Louis, roi de Hongrie 1370. retourne de la Pologne en Hongrie et laisse le gouvernement entre les mains de la reine Elisabeth, sa mere. – 1381. Les querelles subsistaient toujours entre le Souverain et le Sénat. Les Lithuaniens avaient ravagé plusieurs provinces, et Louis venait de conclure avec eux une paix assez peu glorieuse.
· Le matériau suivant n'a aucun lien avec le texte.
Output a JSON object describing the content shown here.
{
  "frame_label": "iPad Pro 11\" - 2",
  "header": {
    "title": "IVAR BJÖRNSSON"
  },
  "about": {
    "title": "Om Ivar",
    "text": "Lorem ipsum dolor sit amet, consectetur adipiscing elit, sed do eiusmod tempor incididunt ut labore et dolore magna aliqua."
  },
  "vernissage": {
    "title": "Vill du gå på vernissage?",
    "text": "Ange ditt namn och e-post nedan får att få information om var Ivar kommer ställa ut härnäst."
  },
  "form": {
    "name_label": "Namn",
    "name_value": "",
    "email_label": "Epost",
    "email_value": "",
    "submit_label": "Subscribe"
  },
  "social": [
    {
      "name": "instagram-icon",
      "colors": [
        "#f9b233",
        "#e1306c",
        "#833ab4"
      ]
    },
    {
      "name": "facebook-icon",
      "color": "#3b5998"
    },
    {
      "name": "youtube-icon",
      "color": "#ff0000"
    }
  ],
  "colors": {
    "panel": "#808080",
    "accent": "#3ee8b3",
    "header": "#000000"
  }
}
Louis indique une [13v] diete à Bude en Hongrie, où il ne se rend que douze Senateurs qui souscrivirent à la demande qu’il fait de démembrer du royaume quelques provinces de la Russie, le seul André Lubranski, Evêque, s’opposa à cette lâcheté, et qu’ayant instruit de ce qui venait de se passer Raphaël Granowski, grand marechal de la Couronne, ce dernier, de concert avec l’Archevêque de Gnesne et avec le général de la Grande Pologne convoqua une assemblée, & qui invita de son parti quelques Senateurs et le roi. Le roi y vint avec ses amis, aussi tôt Granowski fait saisir les onze Senateurs et ordonne qu’on leur tranche la tête, &ce. – Quelle sera dans la suite la punition de tous les traîtres qu’épouseront vos intérêts (roi.) au prejudice de la République ? Mourut à Tyrnau – & jaloux de voir par ses yeux, il se deguisa souvent pour chercher la vérité jusque dans les Cabanes des pauvres. Sa mort rédoubla la confusion dans la Pologne. Ce prince par une diette vendue à ses interêts avait fait reconnaitre Sigismond, Marquis de Brandebourg pour son Successeur. Les Polonais refuserent de souscrire à cette Election et appellerent au thrône la princesse Hedwige, seconde fille de Louis, aux conditions qu’elle épouserait un prince agréable à la Nation.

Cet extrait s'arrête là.